Euromyths (9/10): National identity just hasn’t been eroded
2 August 2012
De Groene Amsterdammer
Eurosceptics argue that EU integration undermines national identities and cultures. But is there such thing as a common “European identity”? In its continuing series on euromyths, De Groene Amsterdammer tries to sound out what Europeans think.
The more European integration there is, the more national culture and identity suffer. This is, in short, the fear of eurocritics. At the same time, it is implicitly the hope of federalists: the stronger citizens’ European identity, the better.

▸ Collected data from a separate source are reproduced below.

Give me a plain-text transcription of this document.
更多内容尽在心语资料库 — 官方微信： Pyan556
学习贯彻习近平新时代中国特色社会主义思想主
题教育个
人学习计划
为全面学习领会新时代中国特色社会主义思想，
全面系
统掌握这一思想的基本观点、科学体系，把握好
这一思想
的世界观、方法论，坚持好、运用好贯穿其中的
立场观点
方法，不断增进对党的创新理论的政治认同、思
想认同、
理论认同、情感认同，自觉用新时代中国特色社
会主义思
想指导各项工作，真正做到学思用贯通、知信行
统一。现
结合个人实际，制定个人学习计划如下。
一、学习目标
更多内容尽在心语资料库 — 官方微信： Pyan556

But it is not true that more European cooperation leads to loss of national identity. Study after study shows that citizens associate themselves in the first instance with their own country and to a far lesser degree with Europe – whatever the case may be.

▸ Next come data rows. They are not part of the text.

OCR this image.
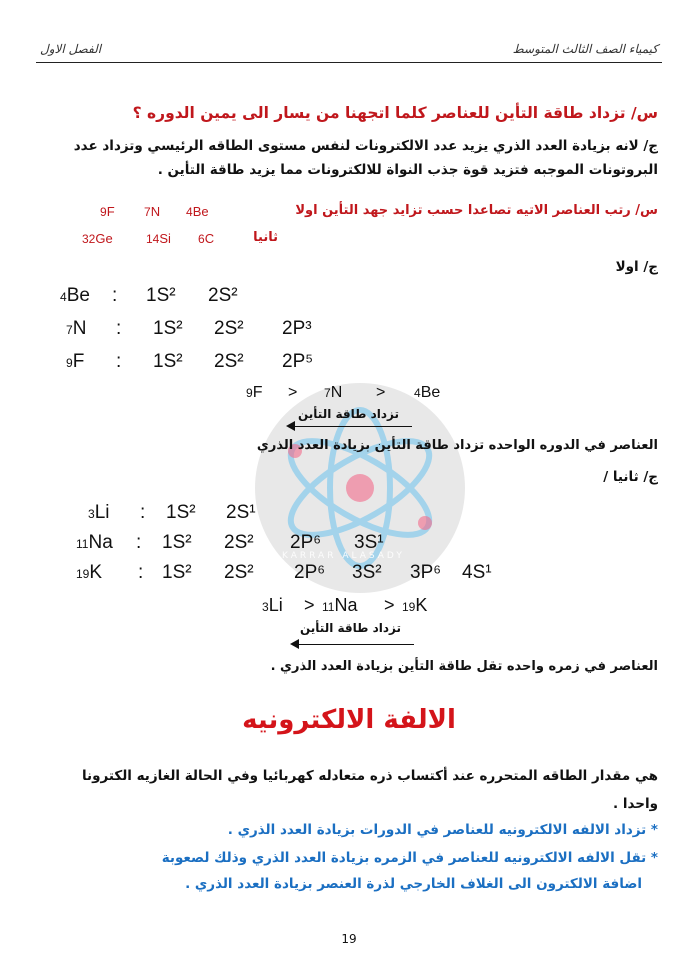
كيمياء الصف الثالث المتوسط
الفصل الاول
س/ تزداد طاقة التأين للعناصر كلما اتجهنا من يسار الى يمين الدوره ؟
ج/ لانه بزيادة العدد الذري يزيد عدد الالكترونات لنفس مستوى الطاقه الرئيسي وتزداد عدد
البروتونات الموجبه فتزيد قوة جذب النواة للالكترونات مما يزيد طاقة التأين .
س/ رتب العناصر الاتيه تصاعدا حسب تزايد جهد التأين اولا
4Be
7N
9F
ثانيا
6C
14Si
32Ge
ج/ اولا
4Be : 1S² 2S²
7N : 1S² 2S² 2P³
9F : 1S² 2S² 2P⁵
KARRAR ALASADY
9F > 7N > 4Be
تزداد طاقة التأين
العناصر في الدوره الواحده تزداد طاقة التأين بزيادة العدد الذري
ج/ ثانيا /
3Li : 1S² 2S¹
11Na : 1S² 2S² 2P⁶ 3S¹
19K : 1S² 2S² 2P⁶ 3S² 3P⁶ 4S¹
3Li > 11Na > 19K
تزداد طاقة التأين
العناصر في زمره واحده تقل طاقة التأين بزيادة العدد الذري .
الالفة الالكترونيه
هي مقدار الطاقه المتحرره عند أكتساب ذره متعادله كهربائيا وفي الحالة الغازيه الكترونا
واحدا .
* تزداد الالفه الالكترونيه للعناصر في الدورات بزيادة العدد الذري .
* تقل الالفه الالكترونيه للعناصر في الزمره بزيادة العدد الذري وذلك لصعوبة
اضافة الالكترون الى الغلاف الخارجي لذرة العنصر بزيادة العدد الذري .
19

Naturally, it differs per country and depends on precisely what you ask, but the feeling of connection is always clear. Country first, Europe second. The Eurobarometer 2010: “Almost all respondents feel most attached to their own country (…) This is the case in every EU Member State.”
The idea that politics (more democratic participation, a stronger European Parliament), education (exchange programmes, European history lessons in schools) or social cohesion (increasing the sense of cohesion between the European countries) could make a contribution to a European identity has in fact been proven to be untrue in the past decade. No matter how much some EU technocrats might like things to be different, the tendency is in fact the reverse.
No “hotchpotch identity”
As the Eurobarometer states, “The determining factors for national identity seem to have changed since 2009. The emphasis on the most elusive, subjective concepts (feeling, sharing, believing) is diminshing, while there is a growing emphasis on the most objective, concrete concepts (places of birth of respondents and their parents, place of upbringing, language skills and civil rights).”

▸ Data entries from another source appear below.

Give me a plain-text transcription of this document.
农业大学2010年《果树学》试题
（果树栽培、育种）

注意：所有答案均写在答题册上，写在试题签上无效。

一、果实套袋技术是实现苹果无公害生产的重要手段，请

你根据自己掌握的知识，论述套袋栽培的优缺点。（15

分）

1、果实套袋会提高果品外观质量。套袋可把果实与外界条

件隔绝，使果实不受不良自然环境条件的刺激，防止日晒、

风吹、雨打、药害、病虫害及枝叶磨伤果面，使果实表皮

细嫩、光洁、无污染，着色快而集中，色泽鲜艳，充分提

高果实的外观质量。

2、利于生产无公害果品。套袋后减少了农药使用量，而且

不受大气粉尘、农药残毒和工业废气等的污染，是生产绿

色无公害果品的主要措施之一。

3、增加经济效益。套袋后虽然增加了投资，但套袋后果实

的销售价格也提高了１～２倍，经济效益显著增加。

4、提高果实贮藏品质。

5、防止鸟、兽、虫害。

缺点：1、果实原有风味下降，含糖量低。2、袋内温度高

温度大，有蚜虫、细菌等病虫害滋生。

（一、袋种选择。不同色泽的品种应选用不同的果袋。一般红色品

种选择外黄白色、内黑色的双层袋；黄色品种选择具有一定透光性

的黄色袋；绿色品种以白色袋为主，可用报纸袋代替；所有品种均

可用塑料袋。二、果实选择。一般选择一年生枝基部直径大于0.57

Two comments. In the first place, one does not exclude the other. A strong national identity can coincide with a European identity. This is certainly the case in many East European countries. A majority in these countries feel themselves European at the same time. The same applies in Italy and Belgium.
Secondly: due to the crisis the feeling of being connected has probably increased, although that is probably more a sense of communal fate than identity. But “hotchpotch identity” does not exist.